Le plein-emploi possible et sans inflation ?
Les deux économistes Isabelle Bensidoun et François Geerolf montrent, dans une tribune au « Monde », que les politiques économiques basées sur la courbe de Phillips (qui suppose un « taux naturel » de chômage) n’ont plus de fondement
Tribune.
Depuis quarante ans, à la faveur de la stagflation des années 1970 puis de l’abandon progressif des politiques keynésiennes, les politiques de l’offre règnent sur la politique économique. Certes, à court terme, il peut s’avérer nécessaire, parce que les prix et les salaires sont rigides, de pratiquer des politiques de demande, mais seulement à court terme et surtout en privilégiant la politique monétaire.
Certes aussi, lorsque l’on est confronté à un choc exceptionnel, comme celui de la crise sanitaire, et que la politique monétaire est contrainte par la borne limitant à zéro les taux d’intérêt nominaux, la relance peut être plus massive et le dogme budgétaire abandonné. Mais, une fois le choc passé, les bonnes pratiques devaient, selon cette politique de l’offre, être rétablies, la politique monétaire reprendre le dessus et la dette être diminuée.

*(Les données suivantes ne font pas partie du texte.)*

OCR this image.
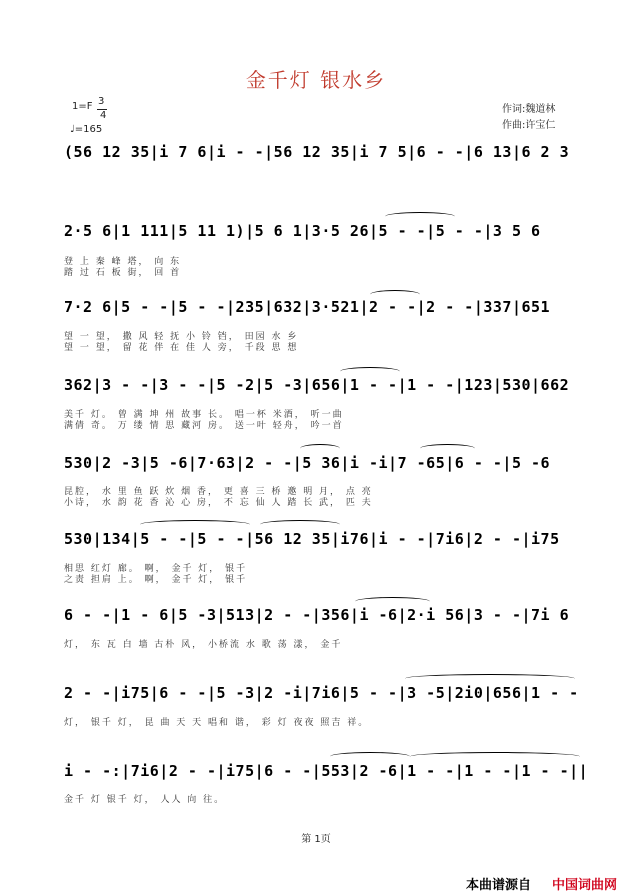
金千灯 银水乡
1=F 3
4
♩=165
作词:魏道林
作曲:许宝仁
(56 12 35|i 7 6|i - -|56 12 35|i 7 5|6 - -|6 13|6 2 3
2·5 6|1 111|5 11 1)|5 6 1|3·5 26|5 - -|5 - -|3 5 6
登 上 秦 峰 塔， 向 东
踏 过 石 板 街， 回 首
7·2 6|5 - -|5 - -|235|632|3·521|2 - -|2 - -|337|651
望 一 望， 撒 风 轻 抚 小 铃 铛， 田园 水 乡
望 一 望， 留 花 伴 在 佳 人 旁， 千段 思 想
362|3 - -|3 - -|5 -2|5 -3|656|1 - -|1 - -|123|530|662
美千 灯。 曾 满 坤 州 故事 长。 唱一杯 米酒， 听一曲
满倩 奇。 万 缕 情 思 藏河 房。 送一叶 轻舟， 吟一首
530|2 -3|5 -6|7·63|2 - -|5 36|i -i|7 -65|6 - -|5 -6
昆腔， 水 里 鱼 跃 炊 烟 香， 更 喜 三 桥 邀 明 月， 点 亮
小诗， 水 韵 花 香 沁 心 房， 不 忘 仙 人 踏 长 武， 匹 夫
530|134|5 - -|5 - -|56 12 35|i76|i - -|7i6|2 - -|i75
相思 红灯 廊。 啊， 金千 灯， 银千
之责 担肩 上。 啊， 金千 灯， 银千
6 - -|1 - 6|5 -3|513|2 - -|356|i -6|2·i 56|3 - -|7i 6
灯， 东 瓦 白 墙 古朴 风， 小桥流 水 歌 荡 漾， 金千
2 - -|i75|6 - -|5 -3|2 -i|7i6|5 - -|3 -5|2i0|656|1 - -
灯， 银千 灯， 昆 曲 天 天 唱和 谐， 彩 灯 夜夜 照吉 祥。
i - -:|7i6|2 - -|i75|6 - -|553|2 -6|1 - -|1 - -|1 - -||
金千 灯 银千 灯， 人人 向 往。
第 1页
本曲谱源自 中国词曲网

C’est qu’une fois le choc passé, et parfois même avant, la surchauffe guetterait ! Toute relance qui pousserait le produit intérieur brut (PIB) au-delà de son potentiel et le chômage en deçà de son taux naturel ne pourrait se solder que par une spirale inflationniste qui viendrait, si les banques centrales étaient contraintes de remonter leur taux, mettre en péril la capacité des économies à faire face à la dette accumulée jusque-là.
Ce mécanisme, connu sous le nom de « courbe de Phillips » augmentée – du nom de l’économiste néo-zélandais Alban William Phillips (1914-1975), qui l’a formulée –, a conduit plusieurs analystes outre-Atlantique à s’inquiéter du plan de sauvetage de 1 900 milliards de dollars de Joe Biden. Il faut dire que c’est sur cette courbe décroissante entre chômage et inflation que repose la politique macroéconomique depuis de nombreuses années.
Pourtant, s’il est vrai qu’au début des années 1980 la politique d’augmentation des taux d’intérêt menée par Paul Volcker, alors à la tête de la Réserve fédérale (FED), a été suivie d’une décélération de l’inflation accompagnée d’une récession et d’une augmentation du chômage, il a depuis été bien difficile d’observer une telle relation entre chômage et inflation, sauf pour les pays en régime de change fixe.
C’est ainsi qu’à la fin des années 1990, au moment de la bulle Internet, le taux de chômage américain passe bien en dessous de son taux naturel sans donner lieu à une quelconque tension inflationniste ; que la crise financière de 2007-2009, malgré la forte augmentation du chômage qu’elle déclenche, ne se traduit pas par la déflation redoutée ; pas plus que la relance de Donald Trump ne provoque d’accélération de l’inflation.